Kevin Ross, president of the National Corn Growers Assn., said many corn farmers are starting their fall harvest right now, and the closed plants add another lay of uncertainty to an already tough 2019 when it comes to the significant weather issues. “We need markets; we need crops to move. If [ethanol plants] aren’t working, then farmers have to figure out where to go with the crop,” Ross said.

Cooper added that RFA research has also found that local corn prices fall 15-25 cents/bu., and sometimes anecdotally more, when a plant closes.

RFA chairman Neil Koehler, co-founder and CEO of Pacific Ethanol, said the industry is in a “very dire situation.” Despite some of the early weather woes for the corn season, it still is currently projected to be the fourth-largest crop on record, with a large carryout. Biofuels are an important growth opportunity for that corn.

Brian Thalmann, president of Minnesota Corn Growers Assn., noted that farmers are risk takers by nature, but the RFS was put together as a roadmap for the industry and -- up until recently -- worked by helping encourage investments in new facilities and creating economic growth in rural communities.
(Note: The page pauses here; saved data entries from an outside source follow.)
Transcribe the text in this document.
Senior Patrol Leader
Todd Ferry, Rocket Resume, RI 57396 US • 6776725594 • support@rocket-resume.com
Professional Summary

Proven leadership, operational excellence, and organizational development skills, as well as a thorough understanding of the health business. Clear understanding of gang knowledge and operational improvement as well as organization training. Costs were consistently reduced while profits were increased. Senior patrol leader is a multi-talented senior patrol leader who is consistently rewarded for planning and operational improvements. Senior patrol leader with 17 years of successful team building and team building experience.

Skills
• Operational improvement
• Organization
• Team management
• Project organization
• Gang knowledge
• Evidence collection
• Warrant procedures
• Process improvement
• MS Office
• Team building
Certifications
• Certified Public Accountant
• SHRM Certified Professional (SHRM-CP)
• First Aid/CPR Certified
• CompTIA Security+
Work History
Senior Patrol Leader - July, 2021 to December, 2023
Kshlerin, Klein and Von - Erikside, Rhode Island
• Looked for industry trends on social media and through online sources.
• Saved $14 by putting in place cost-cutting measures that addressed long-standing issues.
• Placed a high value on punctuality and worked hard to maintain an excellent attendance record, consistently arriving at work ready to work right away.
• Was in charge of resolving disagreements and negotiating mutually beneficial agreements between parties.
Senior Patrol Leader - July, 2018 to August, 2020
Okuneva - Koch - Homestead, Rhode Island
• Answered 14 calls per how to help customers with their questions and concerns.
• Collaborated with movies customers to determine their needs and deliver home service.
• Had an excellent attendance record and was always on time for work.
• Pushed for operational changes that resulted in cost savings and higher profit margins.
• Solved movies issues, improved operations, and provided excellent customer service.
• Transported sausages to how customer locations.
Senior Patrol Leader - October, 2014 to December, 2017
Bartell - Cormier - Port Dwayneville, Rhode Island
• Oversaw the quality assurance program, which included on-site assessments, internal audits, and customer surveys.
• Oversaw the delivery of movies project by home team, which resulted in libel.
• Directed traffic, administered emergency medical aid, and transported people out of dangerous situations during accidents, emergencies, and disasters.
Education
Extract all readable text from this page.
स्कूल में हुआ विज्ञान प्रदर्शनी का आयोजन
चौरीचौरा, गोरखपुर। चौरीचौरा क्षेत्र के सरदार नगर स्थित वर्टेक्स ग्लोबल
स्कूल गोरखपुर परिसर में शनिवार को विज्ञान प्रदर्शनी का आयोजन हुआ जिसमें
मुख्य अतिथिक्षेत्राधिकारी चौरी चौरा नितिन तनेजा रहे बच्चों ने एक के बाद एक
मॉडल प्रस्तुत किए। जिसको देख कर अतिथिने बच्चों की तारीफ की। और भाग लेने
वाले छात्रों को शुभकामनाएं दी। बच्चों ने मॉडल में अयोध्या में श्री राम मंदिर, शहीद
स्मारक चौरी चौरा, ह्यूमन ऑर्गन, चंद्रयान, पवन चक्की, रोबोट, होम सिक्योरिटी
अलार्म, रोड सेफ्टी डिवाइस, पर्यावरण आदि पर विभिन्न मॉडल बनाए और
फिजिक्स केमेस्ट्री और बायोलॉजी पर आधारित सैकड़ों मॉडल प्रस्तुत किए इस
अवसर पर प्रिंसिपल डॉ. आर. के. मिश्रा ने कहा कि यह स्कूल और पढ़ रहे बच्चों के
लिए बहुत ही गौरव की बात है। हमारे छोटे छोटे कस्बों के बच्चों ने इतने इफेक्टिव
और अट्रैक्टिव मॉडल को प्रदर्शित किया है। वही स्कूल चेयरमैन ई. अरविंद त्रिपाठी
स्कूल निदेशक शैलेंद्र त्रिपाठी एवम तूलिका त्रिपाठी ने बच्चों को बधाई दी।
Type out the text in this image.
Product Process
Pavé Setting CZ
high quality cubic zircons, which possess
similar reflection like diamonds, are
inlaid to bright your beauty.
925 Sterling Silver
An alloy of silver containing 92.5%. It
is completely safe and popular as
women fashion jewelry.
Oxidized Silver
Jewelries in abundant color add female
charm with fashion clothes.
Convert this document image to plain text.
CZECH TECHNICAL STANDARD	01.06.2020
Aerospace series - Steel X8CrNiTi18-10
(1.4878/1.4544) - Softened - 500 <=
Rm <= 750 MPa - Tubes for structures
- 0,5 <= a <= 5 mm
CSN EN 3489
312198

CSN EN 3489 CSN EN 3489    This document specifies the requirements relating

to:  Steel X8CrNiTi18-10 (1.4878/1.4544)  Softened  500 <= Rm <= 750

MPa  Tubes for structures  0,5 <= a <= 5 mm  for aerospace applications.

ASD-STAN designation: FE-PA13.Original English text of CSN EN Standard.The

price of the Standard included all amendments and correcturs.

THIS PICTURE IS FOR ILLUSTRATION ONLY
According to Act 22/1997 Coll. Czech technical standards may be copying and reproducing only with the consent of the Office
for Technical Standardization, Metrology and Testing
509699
“The map is being pulled out from us, and we don’t know which way to go,” Thalmann said. Neither farmers nor shareholders of plants know whether to buy or sell corn or close down the plants.

Cooper added that each of the nation’s 200 ethanol plants employ roughly 40-50 workers, and when plants shutter, workers are sent home furloughed, often without pay. In addition, for every direct job at a plant, the operation of that facility supports an additional four to six indirect jobs in the local area whether from trucking, rail transportation, engineering, maintenance or repair construction jobs.

“When an ethanol plant shuts down, those 18-20 local communities suffer,” Cooper stated.

The White House has touted a proposed solution to help the struggling ethanol industry, and according to some reports, the announcement could come as early as Friday.

The ethanol industry’s main request is that the Trump Administration’s Environmental Protection Agency just follow the law.

“Just implement the law as it is written,” Koehler said, referencing the 15 billion gal. mandate for corn-based ethanol in the RFS. “That will get us back on track” and allow for growth as a company and an industry.

Cooper said anything short of reallocating the exemptions granted in the upcoming 2020 renewable volume obligation (RVO) rule in November will not sit well with those who are suffering from previous exemptions. He said this is something that can get done very quickly and have an immediate impact on the marketplace.

Regarding concerns of whether there are additional opportunities for blending, Thalmann said Minnesota proves that there is no 10% blend wall, since biofuels comprise 12% of the gasoline market. Iowa averages 11%, Cooper added. Prior to the massive increase in small refinery exemptions, back when there was meaningful renewable identification number data, the blend rate was lifted higher. “It was trending upward, had the rug not been pulled out from the industry,” Cooper continued.

In 2016-18, an estimated 4 billion gal. of ethanol demand has been eliminated. Cooper said the industry is not asking that the volume be restored now in the upcoming RVO rule; “What we’re saying is stop the bleeding first,” he said, explaining that this involves a commitment to make sure what happened in the past three years does not happen again and to redistribute the small refinery exemptions in that rule.

“Once we get redistribution in the 2020 RVO, we should look at how we can repair and claw back lost obligation from 2016 to 2018. The RFS reset rule is the appropriate vehicle to do that, with a very strong argument of apply to 2021 and 2022 RFS requirements out of a reset process,” he said.

“We continually anxiously await resolution of this issue and release of this package,” Cooper concluded. “We’re in a very direct circumstance in ethanol and corn industries, and we need this to be addressed and resolved.”